İsrail, Hamas’la savaş sonrası Gazze’nin yönetimine ilişkin planlarını açıkladı

Yaklaşık üç ay önce Hamas İsrail’e saldırdığında, İsrail hazırlıksız yakalandı.

Saldırının gelmekte olduğunu görmedi, en başta saldırıyı kontrol altına almakta zorlandı ve ardından sadece bir fikirden yola çıkarak – Hamas’ı yok etme – Gazze Şeridi’nde tam kapsamlı bir işgal başlattı.

Sonrasıyla ilgili büyük bir belirsizlik vardı. Ama bu belirsizlik yavaş yavaş kalkıyor.

İsrail Savunma Bakanı Yoav Gallant Perşembe günü gazetecilere, Hamas’la savaş sona erdikten sonra Gazze’nin yönetimine ilişkin ülkesinin planlarını açıkladı.

Plan şimdilik sadece ana hatlardan oluşsa da incelenmeye değer.

Güvenlik konusunda İsrail Başbakanı Binyamin Netanyahu’nun şimdiye kadar söylemediği hiçbir şeyi söylemiyor: İsrail, Gazze Şeridi’nde “operasyon yürütme hakkını saklı tutacak” ve kimsenin İsrail’e tehdit oluşturmadığından emin olacak.

Plan, sivillerin hayatını etkileyecek yerlere değindiğinde işler biraz bulanıklaşıyor.

İsrail’in, son 20 yıldır hayatın bir gerçeği olan Gazze Şeridi’ne mal girişi üzerindeki katı kontrolü devam edecek.

İsrail, Mısır ve ABD; Mısır ile Gazze arasındaki sınırın güvenliğini sağlamanın yolları üzerinde birlikte çalışacaklar; bu, tünel sorununun kesin olarak çözülmesi anlamına da gelecek.

Ancak plan, üstü kapalı bir ifadeyle “Gazze Şeridi’nin iyileştirilmesi” olarak adlandırılan şeyin sorumluluğunu üstlenecek “çok uluslu bir görev gücü” oluşturulmasında yabancı oyunculara (ABD’nin yanı sıra Avrupa ve Arap hükümetlerine) önemli bir rol verilmesini öngörüyor.

Diğer bir ifadeyle bu ülkelerden yıkıma uğramış alanın tamamını yeniden inşa etmeleri beklenecek. Ve masrafını karşılamaları…

Önceki yatırımlarının (hastaneler, okullar ve üniversiteler) son üç aydaki yıkımını izleyen ülkeler için, özellikle de AB ve Körfez ülkeleri için, bu hiç de cazip bir seçenek değil.
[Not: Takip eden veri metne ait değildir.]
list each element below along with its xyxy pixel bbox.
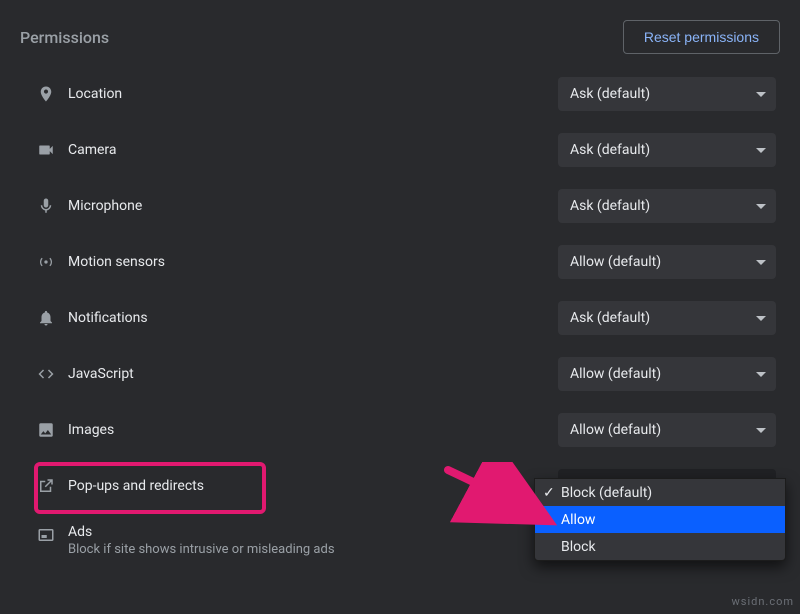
bell-icon [24,309,68,327]
row-javascript: JavaScript Allow (default) [20,346,780,402]
row-label: Images [68,422,558,438]
menu-item-label: Allow [561,512,595,528]
dropdown-value: Ask (default) [570,86,650,102]
menu-item-allow[interactable]: Allow [535,506,785,533]
camera-dropdown[interactable]: Ask (default) [558,133,776,167]
row-label: JavaScript [68,366,558,382]
row-camera: Camera Ask (default) [20,122,780,178]
row-label: Pop-ups and redirects [68,478,558,494]
row-label: Microphone [68,198,558,214]
chevron-down-icon [756,372,766,377]
chevron-down-icon [756,92,766,97]
chevron-down-icon [756,148,766,153]
dropdown-value: Ask (default) [570,310,650,326]
dropdown-value: Allow (default) [570,254,661,270]
menu-item-block-default[interactable]: ✓ Block (default) [535,479,785,506]
row-images: Images Allow (default) [20,402,780,458]
microphone-icon [24,197,68,215]
row-label: Location [68,86,558,102]
chevron-down-icon [756,204,766,209]
permissions-header: Permissions Reset permissions [0,0,800,66]
microphone-dropdown[interactable]: Ask (default) [558,189,776,223]
row-motion-sensors: Motion sensors Allow (default) [20,234,780,290]
chevron-down-icon [756,316,766,321]
popups-dropdown-menu: ✓ Block (default) Allow Block [534,478,786,561]
open-in-new-icon [24,477,68,495]
watermark: wsidn.com [732,595,794,608]
chevron-down-icon [756,260,766,265]
menu-item-block[interactable]: Block [535,533,785,560]
row-microphone: Microphone Ask (default) [20,178,780,234]
location-pin-icon [24,85,68,103]
permissions-title: Permissions [20,28,109,47]
dropdown-value: Allow (default) [570,422,661,438]
menu-item-label: Block (default) [561,485,652,501]
dropdown-value: Ask (default) [570,198,650,214]
image-icon [24,421,68,439]
chevron-down-icon [756,428,766,433]
motion-sensors-dropdown[interactable]: Allow (default) [558,245,776,279]
row-label: Camera [68,142,558,158]
row-location: Location Ask (default) [20,66,780,122]
ads-label-text: Ads [68,524,92,540]
dropdown-value: Allow (default) [570,366,661,382]
row-label: Motion sensors [68,254,558,270]
camera-icon [24,141,68,159]
location-dropdown[interactable]: Ask (default) [558,77,776,111]
notifications-dropdown[interactable]: Ask (default) [558,301,776,335]
ads-window-icon [24,524,68,544]
motion-sensors-icon [24,253,68,271]
javascript-dropdown[interactable]: Allow (default) [558,357,776,391]
images-dropdown[interactable]: Allow (default) [558,413,776,447]
reset-permissions-button[interactable]: Reset permissions [623,20,780,54]
menu-item-label: Block [561,539,596,555]
check-icon: ✓ [543,485,561,501]
dropdown-value: Ask (default) [570,142,650,158]
code-brackets-icon [24,365,68,383]
row-label: Notifications [68,310,558,326]
row-notifications: Notifications Ask (default) [20,290,780,346]
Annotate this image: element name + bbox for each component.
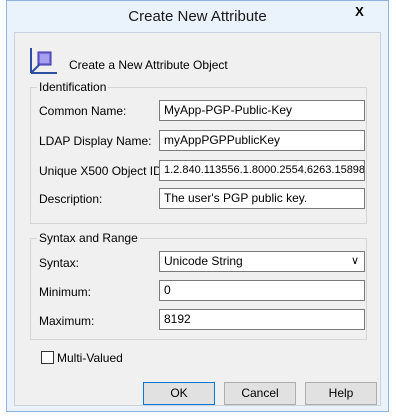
multivalued-label: Multi-Valued bbox=[57, 351, 123, 365]
description-label: Description: bbox=[39, 192, 103, 206]
close-button[interactable]: X bbox=[337, 2, 382, 22]
description-field[interactable]: The user's PGP public key. bbox=[159, 188, 365, 209]
identification-label: Identification bbox=[37, 80, 109, 94]
object-id-field[interactable]: 1.2.840.113556.1.8000.2554.6263.15898 bbox=[159, 160, 365, 181]
cancel-button[interactable]: Cancel bbox=[224, 382, 296, 405]
common-name-label: Common Name: bbox=[39, 104, 127, 118]
syntax-dropdown[interactable]: Unicode String ∨ bbox=[159, 251, 365, 272]
syntax-value: Unicode String bbox=[164, 254, 243, 268]
syntax-range-label: Syntax and Range bbox=[37, 231, 140, 245]
common-name-field[interactable]: MyApp-PGP-Public-Key bbox=[159, 100, 365, 121]
maximum-label: Maximum: bbox=[39, 314, 95, 328]
minimum-label: Minimum: bbox=[39, 285, 92, 299]
syntax-label: Syntax: bbox=[39, 256, 80, 270]
object-id-label: Unique X500 Object ID: bbox=[39, 164, 166, 178]
ldap-display-name-field[interactable]: myAppPGPPublicKey bbox=[159, 130, 365, 151]
chevron-down-icon: ∨ bbox=[350, 255, 359, 267]
dialog-body: Create a New Attribute Object Identifica… bbox=[14, 32, 381, 406]
dialog-title: Create New Attribute bbox=[128, 8, 267, 25]
title-bar: Create New Attribute X bbox=[7, 1, 388, 33]
create-attribute-dialog: Create New Attribute X Create a New Attr… bbox=[6, 0, 389, 412]
help-button[interactable]: Help bbox=[305, 382, 377, 405]
ldap-display-name-label: LDAP Display Name: bbox=[39, 134, 152, 148]
multivalued-checkbox[interactable] bbox=[41, 351, 54, 364]
ok-button[interactable]: OK bbox=[143, 382, 215, 405]
attribute-icon bbox=[30, 48, 57, 74]
maximum-field[interactable]: 8192 bbox=[159, 309, 365, 330]
identification-group: Identification Common Name: MyApp-PGP-Pu… bbox=[30, 80, 367, 224]
header-text: Create a New Attribute Object bbox=[69, 58, 228, 72]
minimum-field[interactable]: 0 bbox=[159, 280, 365, 301]
syntax-range-group: Syntax and Range Syntax: Unicode String … bbox=[30, 231, 367, 340]
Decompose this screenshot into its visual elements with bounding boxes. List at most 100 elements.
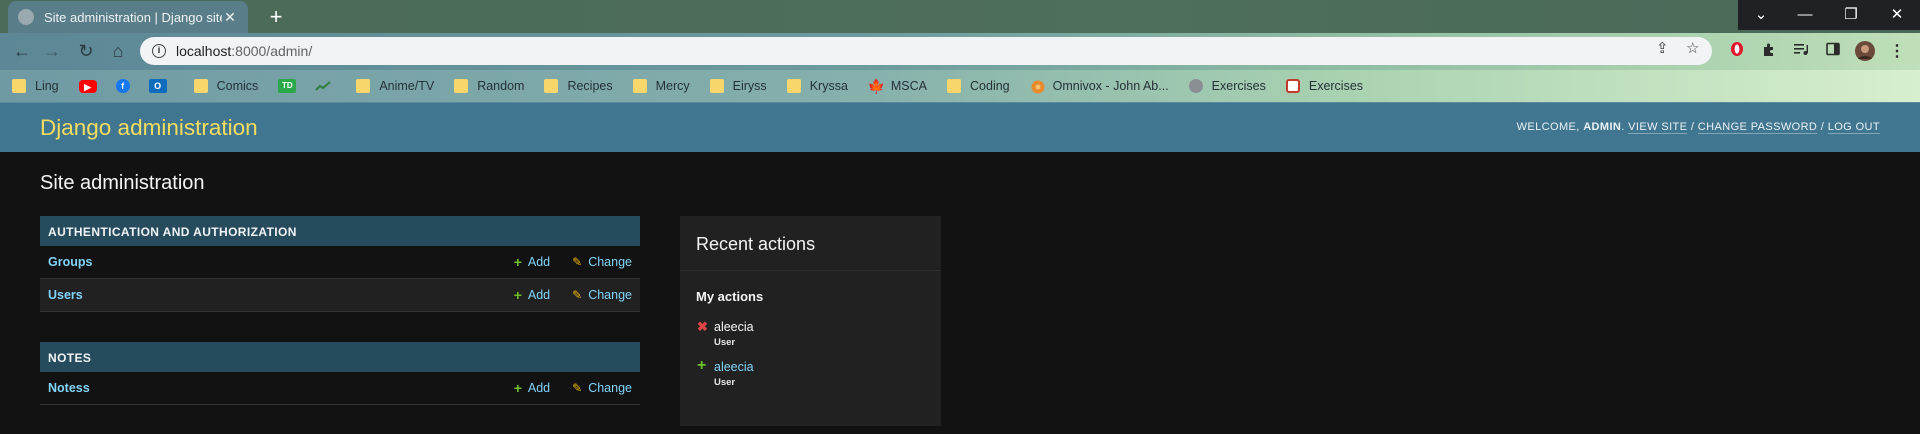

İsrail’in Hamas’ı tehdit olarak ortadan kaldırma hedefinde başarılı olduğunu varsaysak bile, gelecekte şiddetin patlak vermeyeceğini ve bir yıkıma daha yol açmayacağını kim söyleyebilir?

ABD Dışişleri Bakanı Antony Blinken, 7 Ekim’den bu yana bölgeye dördüncü ziyaretini gerçekleştiriyor. Gazze’de yaşanan acı sahneler karşısında dehşete düşen bölge liderlerinin onu coşkuyla karşılaşması mümkün mü?

Şu ana kadar Arap dünyasının görüşü, ateşkes sağlanana ve savaşın siviller üzerindeki yıkıcı sonuçlarına çözüm bulunana kadar, savaş sonrasından bahsetmenin imkansız olduğu yönündeydi.

Ancak İngiliz düşünce kuruluşu Chatham House için yazan Dr. Sanam Vakil ve Dr. Neil Quilliam, Arap dünyası liderlerini harekete geçmeye çağırıyor.

“Gazze’de ciddi bir bölgesel planlama ve yatırım olmazsa, kanunsuzluk ve Filistin’de siyasi boşluğun yanı sıra kıtlık, hastalık ve ölümün korkunç gerçekliği ortaya çıkacaktır.”

Peki ya “Filistin’deki siyasi boşluk” konusunda ne öneriliyor?

Gallant’ın “dört köşeli” planında Filistin unsuru belki de en belirsiz olanı.

“Bölgeyi kontrol eden varlığın, Gazze’deki mevcut idari mekanizmanın (sivil komiteler) kapasitesini geliştireceğinden” bahsediliyor.

Basında çıkan haberlere göre, bu yerel komitelere yapılacak tüm atamaların İsrail tarafından onaylanması gerekecek.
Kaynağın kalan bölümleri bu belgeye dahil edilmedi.